Files
ik_llama.cpp/github-data/pull_requests/198 - Load all MoE experts during warmup and make warmup 1 token.md
2025-07-23 13:31:53 +02:00

1.4 KiB

🔀 #198 - Load all MoE experts during warmup and make warmup 1 token

Author saood06
State Closed
Created 2025-02-09
Updated 2025-02-10

Description

First commit is a port of: https://github.com/ggerganov/llama.cpp/pull/11571

The second commit is based on what fairydreaming has reported here https://github.com/ggerganov/llama.cpp/discussions/11733 and also unify's warmup to always be one token.

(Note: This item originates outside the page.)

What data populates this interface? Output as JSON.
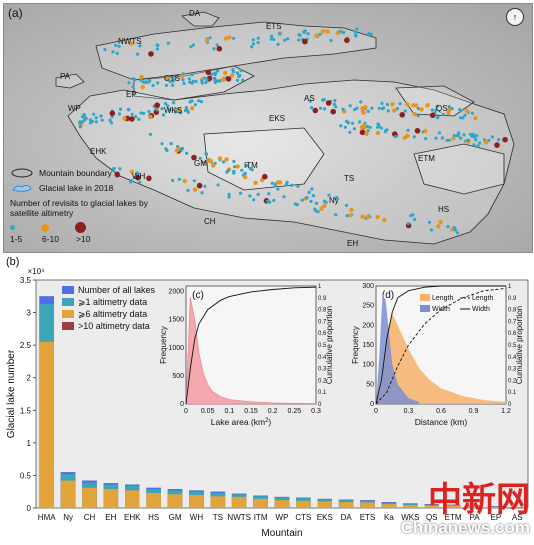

This allows warmup to actually warmup an MoE model as all experts are exercised.


💬 Conversation

👤 ikawrakow submitted a review the 2025-02-10 at 07:12:56: APPROVED

LGTM, but it does nothing on the single socket computers I have currently available, so relying on the comments in the linked PR and issue that this really improves things on NUMA systems.


👤 saood06 commented the 2025-02-10 at 14:52:48:

LGTM, but it does nothing on the single socket computers I have currently available, so relying on the comments in the linked PR and issue that this really improves things on NUMA systems.

The first commit, should work on any system to help MoE loading (Deepseek is the most noticeable because of it's large size and expert count but it should help, but all MoE should benefit) . It is only the the second commit is designed to benefit NUMA systems.